Shinichi:I see what you mean. As a matter of fact, towards the end of his life, my father loved to wear clothes from UNIQLO. This isn’t the sort of thing to tell the brand’s creative director, but I think what he liked most was that it isn’t what you might call “fashionable.” Simple designs, low prices, high-quality. He couldn’t stand the in-your-face design approach of brand-name goods or the fashion industry’s obsession with speeding up the buying cycle.

Rebekka:UNIQLO goes beyond fashion. Our focus as a brand is to improve upon basic designs, offering products that make life easier and better. As with Sori Yanagi and his products, our hope is for our customers to use any given item for years to come.
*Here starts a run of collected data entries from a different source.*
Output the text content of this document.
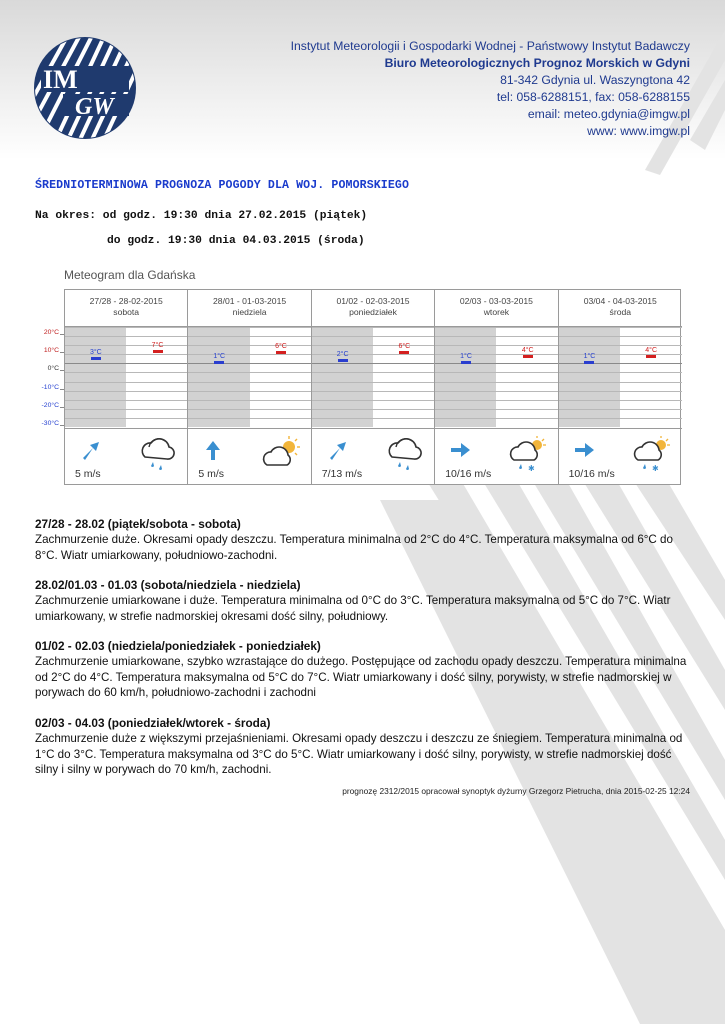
IM
GW
Instytut Meteorologii i Gospodarki Wodnej - Państwowy Instytut Badawczy
Biuro Meteorologicznych Prognoz Morskich w Gdyni
81-342 Gdynia ul. Waszyngtona 42
tel: 058-6288151, fax: 058-6288155
email: meteo.gdynia@imgw.pl
www: www.imgw.pl
ŚREDNIOTERMINOWA PROGNOZA POGODY DLA WOJ. POMORSKIEGO
Na okres: od godz. 19:30 dnia 27.02.2015 (piątek)
do godz. 19:30 dnia 04.03.2015 (środa)
Meteogram dla Gdańska
20°C
10°C
0°C
-10°C
-20°C
-30°C
27/28 - 28-02-2015
sobota
3°C
7°C
5 m/s
28/01 - 01-03-2015
niedziela
1°C
6°C
5 m/s
01/02 - 02-03-2015
poniedziałek
2°C
6°C
7/13 m/s
02/03 - 03-03-2015
wtorek
1°C
4°C
10/16 m/s	✱
03/04 - 04-03-2015
środa
1°C
4°C
10/16 m/s	✱
27/28 - 28.02 (piątek/sobota - sobota)

Zachmurzenie duże. Okresami opady deszczu. Temperatura minimalna od 2°C do 4°C. Temperatura maksymalna od 6°C do 8°C. Wiatr umiarkowany, południowo-zachodni.

28.02/01.03 - 01.03 (sobota/niedziela - niedziela)

Zachmurzenie umiarkowane i duże. Temperatura minimalna od 0°C do 3°C. Temperatura maksymalna od 5°C do 7°C. Wiatr umiarkowany, w strefie nadmorskiej okresami dość silny, południowy.

01/02 - 02.03 (niedziela/poniedziałek - poniedziałek)

Zachmurzenie umiarkowane, szybko wzrastające do dużego. Postępujące od zachodu opady deszczu. Temperatura minimalna od 2°C do 4°C. Temperatura maksymalna od 5°C do 7°C. Wiatr umiarkowany i dość silny, porywisty, w strefie nadmorskiej w porywach do 60 km/h, południowo-zachodni i zachodni

02/03 - 04.03 (poniedziałek/wtorek - środa)

Zachmurzenie duże z większymi przejaśnieniami. Okresami opady deszczu i deszczu ze śniegiem. Temperatura minimalna od 1°C do 3°C. Temperatura maksymalna od 3°C do 5°C. Wiatr umiarkowany i dość silny, porywisty, w strefie nadmorskiej dość silny i silny w porywach do 70 km/h, zachodni.

prognozę 2312/2015 opracował synoptyk dyżurny Grzegorz Pietrucha, dnia 2015-02-25 12:24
Shinichi:My father used to say, “The lifecycle of a product should be at least a hundred years.” At this point, many of his designs have been in use for over sixty. His cutlery, still in production after ages on the market, has sold about the same over the past few decades, no major spikes, but no dips either. From a management perspective, who could ask for more than that? In my personal opinion, capitalism today has gone too far. This idea that you can always increase sales is unsustainable. In the 1970s, my father became increasingly concerned with the environment, asserting that “instead of focusing on making things, we need to reconsider how we’re throwing things away.” Slowly but surely, consumers have begun to sympathize with this idea. By continuing to produce Sori Yanagi’s products, we hope to keep this message alive.

Rebekka Bay
Creative Director of UNIQLO New York R&D Center. Born in 1969 in Denmark. Formerly Creative Director of <COS>, <GAP> and <Everlane>, Rebekka has been Creative Director of UNIQLO New York R&D Center, since 2017.
Sori Yanagi
Industrial Designer. Born in 1915 in Tokyo. Graduated from Tokyo Fine Arts School (today, Tokyo University of the Arts). In 1957, his Butterfly Stool and white porcelain designs won him a Gold Medal at La Triennale di Milano. From 1977 to 2006, he was Director of the Japanese Folk Crafts Museum in Komaba, Tokyo. He died in 2011.